WARREN BUFFETT: Yes, corporate profits in the United States are — except for just a very few years — are record, in terms of GDP.
I’ve been amazed that after being in a range between 4 and 6 percent of GDP, they have jumped upward. And — (coughs) — you would not think this would be sustainable over time.
Excuse me just one second. Charlie, want to talk for a second? (Laughter)
You’ve just heard him on the subject.
But corporate profits, when they get up to 8 percent plus of GDP, you know, that is very high. And so far it has caused no reaction.
One reaction could be higher corporate taxes. You have lots and lots of businesses in this country earning 20 or 25 percent on tangible equity in a world where long-term bond rates are 4 3/4 percent — government bond rates.
That’s extraordinary. If you’d read an economics book 40 years ago and it talked about that kind of a situation persisting, you wouldn’t have found a book like that.
I mean, that does not make sense under pure economic theory, but it’s been occurring for some period of time and, as a matter of fact, it’s gotten more extreme.
Corporate profits continue to rise as a percentage of GDP. That means somebody else’s share of GDP is going down.
And you’re quite correct that the labor component of GDP has actually fallen fairly significantly.
Whether that becomes a political issue — maybe in the next campaign — whether it becomes something that Congress does something about — Congress has the power to change that ratio very quickly.
Corporate tax rates not that long ago were 52 percent and now they’re 35 percent and a whole lot of companies get by with paying 20 percent or less.
So I would say that, at the moment, corporate America is kind of living in the best of all worlds, and history has shown that those conditions don’t persist indefinitely.
What brings it to an end, when it happens, I don’t know. But I would not expect corporate profits to be eight-and-a-fraction percent of GDP, on average, in the future.
CHARLIE MUNGER: Yeah. Of course, a lot of the profits are not in the manufacturing sector or the retailing sector, either. A lot of them are in this financial sector.
And so we’ve had a huge flow of profit to banks and investment banks and investment management groups of all kinds, including various kinds of private equity.
And that has, I think, no precedent. I don’t think it’s ever been as extreme as it is now. Do you agree with that?
WARREN BUFFETT: Yeah. And Charlie and I would have said 20 years ago — and we’ve done things in banking from time to time, including owning a bank.
But if you had said to us, in a world of 4 3/4 percent long-term governments, will one major bank after another be earning more than 20 percent on tangible equity, dealing in what is basically a commodity — money — we would have said that that condition just wouldn’t persist.

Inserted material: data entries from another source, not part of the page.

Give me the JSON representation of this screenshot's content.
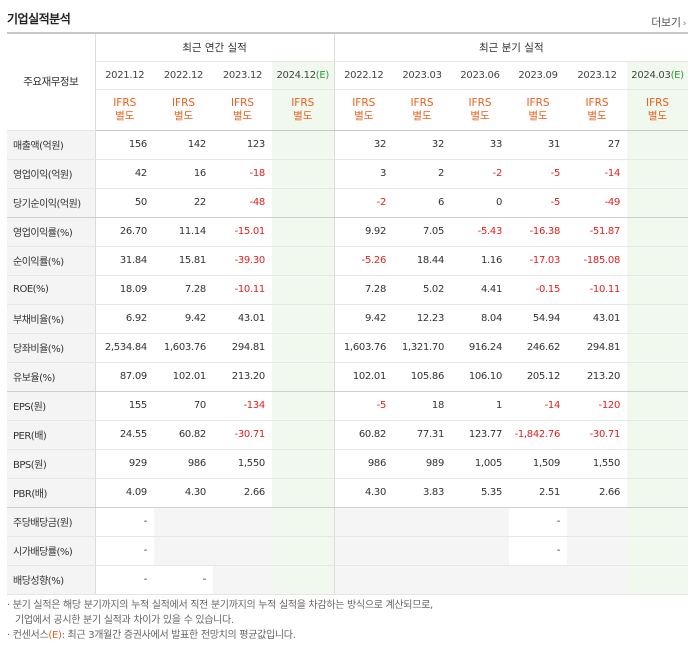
{
  "title": "기업실적분석",
  "more_label": "더보기",
  "header": {
    "row_label": "주요재무정보",
    "annual_label": "최근 연간 실적",
    "quarter_label": "최근 분기 실적",
    "annual_periods": [
      "2021.12",
      "2022.12",
      "2023.12",
      "2024.12"
    ],
    "annual_estimate_suffix": "(E)",
    "quarter_periods": [
      "2022.12",
      "2023.03",
      "2023.06",
      "2023.09",
      "2023.12",
      "2024.03"
    ],
    "quarter_estimate_suffix": "(E)",
    "ifrs_line1": "IFRS",
    "ifrs_line2": "별도"
  },
  "rows": [
    {
      "label": "매출액(억원)",
      "values": [
        "156",
        "142",
        "123",
        "",
        "32",
        "32",
        "33",
        "31",
        "27",
        ""
      ]
    },
    {
      "label": "영업이익(억원)",
      "values": [
        "42",
        "16",
        "-18",
        "",
        "3",
        "2",
        "-2",
        "-5",
        "-14",
        ""
      ]
    },
    {
      "label": "당기순이익(억원)",
      "values": [
        "50",
        "22",
        "-48",
        "",
        "-2",
        "6",
        "0",
        "-5",
        "-49",
        ""
      ]
    },
    {
      "label": "영업이익률(%)",
      "values": [
        "26.70",
        "11.14",
        "-15.01",
        "",
        "9.92",
        "7.05",
        "-5.43",
        "-16.38",
        "-51.87",
        ""
      ]
    },
    {
      "label": "순이익률(%)",
      "values": [
        "31.84",
        "15.81",
        "-39.30",
        "",
        "-5.26",
        "18.44",
        "1.16",
        "-17.03",
        "-185.08",
        ""
      ]
    },
    {
      "label": "ROE(%)",
      "values": [
        "18.09",
        "7.28",
        "-10.11",
        "",
        "7.28",
        "5.02",
        "4.41",
        "-0.15",
        "-10.11",
        ""
      ]
    },
    {
      "label": "부채비율(%)",
      "values": [
        "6.92",
        "9.42",
        "43.01",
        "",
        "9.42",
        "12.23",
        "8.04",
        "54.94",
        "43.01",
        ""
      ]
    },
    {
      "label": "당좌비율(%)",
      "values": [
        "2,534.84",
        "1,603.76",
        "294.81",
        "",
        "1,603.76",
        "1,321.70",
        "916.24",
        "246.62",
        "294.81",
        ""
      ]
    },
    {
      "label": "유보율(%)",
      "values": [
        "87.09",
        "102.01",
        "213.20",
        "",
        "102.01",
        "105.86",
        "106.10",
        "205.12",
        "213.20",
        ""
      ]
    },
    {
      "label": "EPS(원)",
      "values": [
        "155",
        "70",
        "-134",
        "",
        "-5",
        "18",
        "1",
        "-14",
        "-120",
        ""
      ]
    },
    {
      "label": "PER(배)",
      "values": [
        "24.55",
        "60.82",
        "-30.71",
        "",
        "60.82",
        "77.31",
        "123.77",
        "-1,842.76",
        "-30.71",
        ""
      ]
    },
    {
      "label": "BPS(원)",
      "values": [
        "929",
        "986",
        "1,550",
        "",
        "986",
        "989",
        "1,005",
        "1,509",
        "1,550",
        ""
      ]
    },
    {
      "label": "PBR(배)",
      "values": [
        "4.09",
        "4.30",
        "2.66",
        "",
        "4.30",
        "3.83",
        "5.35",
        "2.51",
        "2.66",
        ""
      ]
    },
    {
      "label": "주당배당금(원)",
      "values": [
        "-",
        "",
        "",
        "",
        "",
        "",
        "",
        "-",
        "",
        ""
      ]
    },
    {
      "label": "시가배당률(%)",
      "values": [
        "-",
        "",
        "",
        "",
        "",
        "",
        "",
        "-",
        "",
        ""
      ]
    },
    {
      "label": "배당성향(%)",
      "values": [
        "-",
        "-",
        "",
        "",
        "",
        "",
        "",
        "",
        "",
        ""
      ]
    }
  ],
  "notes": {
    "line1": "· 분기 실적은 해당 분기까지의 누적 실적에서 직전 분기까지의 누적 실적을 차감하는 방식으로 계산되므로,",
    "line2": "기업에서 공시한 분기 실적과 차이가 있을 수 있습니다.",
    "line3_prefix": "· 컨센서스",
    "line3_mark": "(E)",
    "line3_suffix": ": 최근 3개월간 증권사에서 발표한 전망치의 평균값입니다."
  },
  "colors": {
    "ifrs": "#e8601c",
    "negative": "#e02020",
    "estimate_bg": "#f1f8ee"
  }
}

Now, part of that is because the banks are geared up more. So if you earn 1 1/2 percent on deposits, you know, and you have — or 1 1/2 percent on assets — and you have assets of 15 times equity, you’re going to be earning 22 1/2 percent on equity. And by gearing up more, it does improve the return on equity.
But you still would think that would be self-neutralizing. You’d think that after one guy did it, another guy would do it, and then instead of earning 1 1/2 percent on assets, you’d earn, you know, 9/10 of a percent or 1 percent on assets, but it hasn’t happened. It’s gone on for a long time.

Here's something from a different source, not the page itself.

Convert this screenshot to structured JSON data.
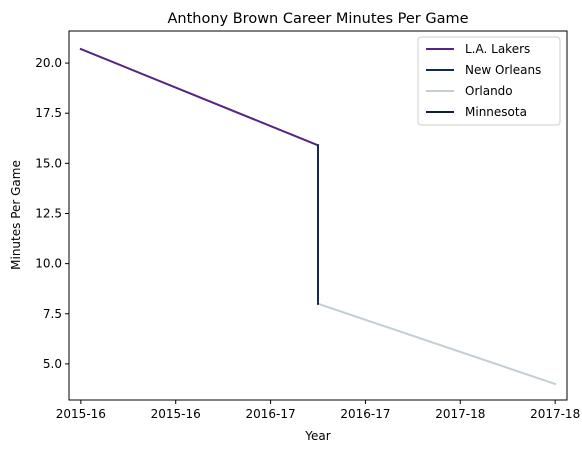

And, you know, we are living — I’d have to look at a chart on it, but there may have been a year or two post-World War II, but I don’t think that — I would bet there haven’t been more than two or three years in the last 75 when corporate profits, as a percentage of GDP, have been this high.

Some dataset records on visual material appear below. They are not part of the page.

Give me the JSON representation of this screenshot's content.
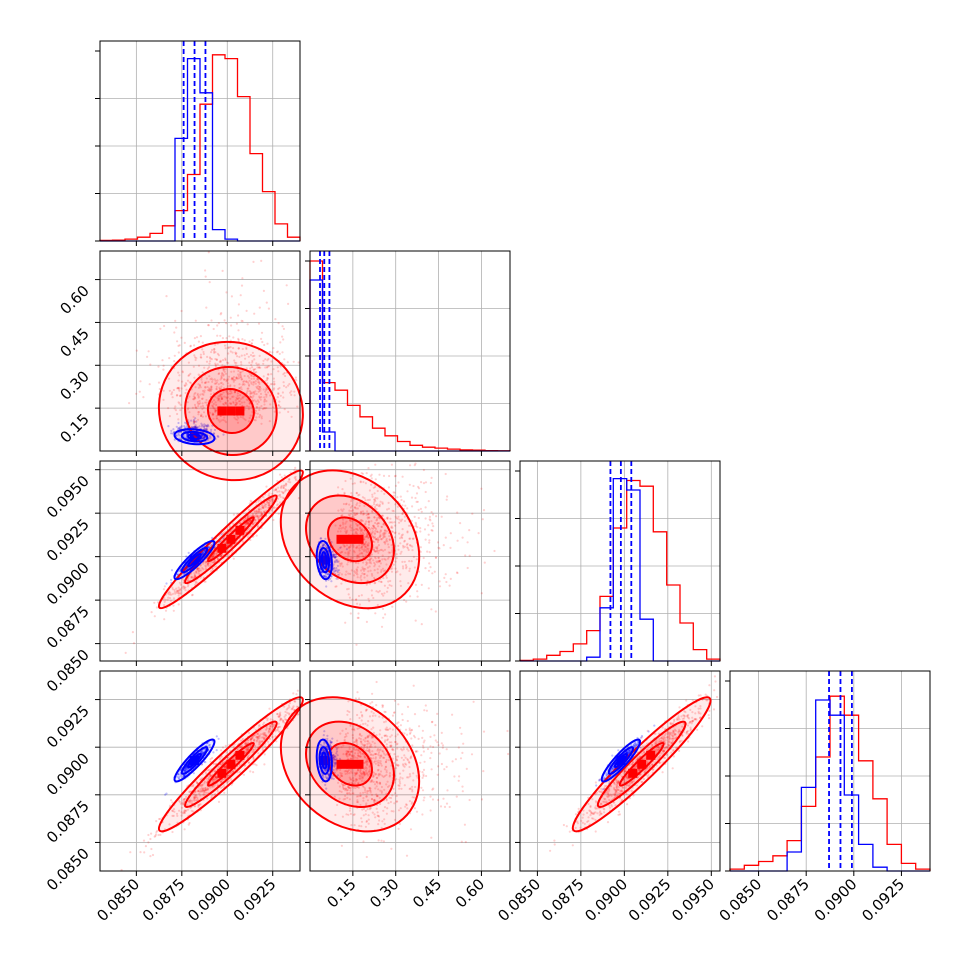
{
  "chart_data": {
    "type": "corner",
    "n_params": 4,
    "grid": true,
    "series": [
      {
        "color": "#ff0000",
        "means": [
          0.0902,
          0.14,
          0.091,
          0.0891
        ],
        "sds": [
          0.0018,
          0.11,
          0.0018,
          0.0016
        ],
        "corrs": [
          [
            0,
            1,
            -0.05
          ],
          [
            0,
            2,
            0.97
          ],
          [
            0,
            3,
            0.96
          ],
          [
            1,
            2,
            -0.25
          ],
          [
            1,
            3,
            -0.25
          ],
          [
            2,
            3,
            0.95
          ]
        ]
      },
      {
        "color": "#0000ff",
        "means": [
          0.0882,
          0.05,
          0.0898,
          0.0893
        ],
        "sds": [
          0.0005,
          0.012,
          0.0005,
          0.0005
        ],
        "corrs": [
          [
            0,
            1,
            -0.2
          ],
          [
            0,
            2,
            0.9
          ],
          [
            0,
            3,
            0.9
          ],
          [
            1,
            2,
            -0.2
          ],
          [
            1,
            3,
            -0.2
          ],
          [
            2,
            3,
            0.9
          ]
        ]
      }
    ],
    "quantile_lines_blue": [
      [
        0.0876,
        0.0882,
        0.0888
      ],
      [
        0.035,
        0.05,
        0.068
      ],
      [
        0.0892,
        0.0898,
        0.0904
      ],
      [
        0.0887,
        0.0893,
        0.0899
      ]
    ],
    "hist_red": [
      [
        0.003,
        0.005,
        0.01,
        0.02,
        0.04,
        0.08,
        0.16,
        0.35,
        0.72,
        0.98,
        0.96,
        0.76,
        0.46,
        0.26,
        0.09,
        0.02
      ],
      [
        1.0,
        0.36,
        0.32,
        0.24,
        0.18,
        0.12,
        0.08,
        0.05,
        0.03,
        0.02,
        0.015,
        0.01,
        0.006,
        0.004,
        0.002,
        0.001
      ],
      [
        0.003,
        0.01,
        0.03,
        0.05,
        0.09,
        0.16,
        0.34,
        0.7,
        0.95,
        0.92,
        0.68,
        0.4,
        0.2,
        0.06,
        0.01
      ],
      [
        0.01,
        0.03,
        0.05,
        0.08,
        0.16,
        0.34,
        0.6,
        0.92,
        0.82,
        0.58,
        0.38,
        0.14,
        0.04,
        0.01
      ]
    ],
    "hist_blue": [
      [
        0.0,
        0.0,
        0.0,
        0.0,
        0.0,
        0.0,
        0.54,
        0.96,
        0.78,
        0.06,
        0.01,
        0.0,
        0.0,
        0.0,
        0.0,
        0.0
      ],
      [
        0.9,
        0.1,
        0.0,
        0.0,
        0.0,
        0.0,
        0.0,
        0.0,
        0.0,
        0.0,
        0.0,
        0.0,
        0.0,
        0.0,
        0.0,
        0.0
      ],
      [
        0.0,
        0.0,
        0.0,
        0.0,
        0.0,
        0.02,
        0.28,
        0.96,
        0.9,
        0.22,
        0.0,
        0.0,
        0.0,
        0.0,
        0.0
      ],
      [
        0.0,
        0.0,
        0.0,
        0.0,
        0.1,
        0.44,
        0.9,
        0.82,
        0.4,
        0.14,
        0.02,
        0.0,
        0.0,
        0.0
      ]
    ],
    "axes": [
      {
        "range": [
          0.083,
          0.094
        ],
        "ticks": [
          0.085,
          0.0875,
          0.09,
          0.0925
        ],
        "tick_labels": [
          "0.0850",
          "0.0875",
          "0.0900",
          "0.0925"
        ]
      },
      {
        "range": [
          0.0,
          0.7
        ],
        "ticks": [
          0.15,
          0.3,
          0.45,
          0.6
        ],
        "tick_labels": [
          "0.15",
          "0.30",
          "0.45",
          "0.60"
        ]
      },
      {
        "range": [
          0.084,
          0.0955
        ],
        "ticks": [
          0.085,
          0.0875,
          0.09,
          0.0925,
          0.095
        ],
        "tick_labels": [
          "0.0850",
          "0.0875",
          "0.0900",
          "0.0925",
          "0.0950"
        ]
      },
      {
        "range": [
          0.0835,
          0.094
        ],
        "ticks": [
          0.085,
          0.0875,
          0.09,
          0.0925
        ],
        "tick_labels": [
          "0.0850",
          "0.0875",
          "0.0900",
          "0.0925"
        ]
      }
    ]
  }
}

CHARLIE MUNGER: Some of this has come from consumer credit, which I think has been pushed to extremes that we’ve never before seen in the history of this country.
Some other countries that pushed consumer credit very hard had enormous collapses. Korea had one, for instance, that caused chaos for, what, two or three years? Maybe longer. So I don’t think this is a time to just swing for the fences.
WARREN BUFFETT: And the chaos in 1997 and 1998 when the IMF stepped in, I mean, it was bad in Korea for a while.
It produced some of the most ridiculously low stock prices that I’ve ever seen in my life.
In fact, I mean, you could go back to 1932 in this country and you wouldn’t have seen things any cheaper. And in the meantime, the companies rebuilt their balance sheets and their earning power.
So things do turn around in financial markets. You will — if you’re young enough, you will see everything and then some.
I mention in the annual report, in looking for an investment manager to succeed me, that we care enormously about finding somebody who’s not cognizant of everything risky that’s already happened, but that also can envision things that have not yet been experienced.
That’s our job in the insurance business, and it’s our job in the investment business.
And there are a lot of people that just don’t seem to — they’re not — they’re very smart, but they just — they’re just not wired to think about troubles that they haven’t actually witnessed before.
But, you know, that’s the problem Noah had. You know, the first 40 days, it was tough sledding for Noah, but he got revenge eventually.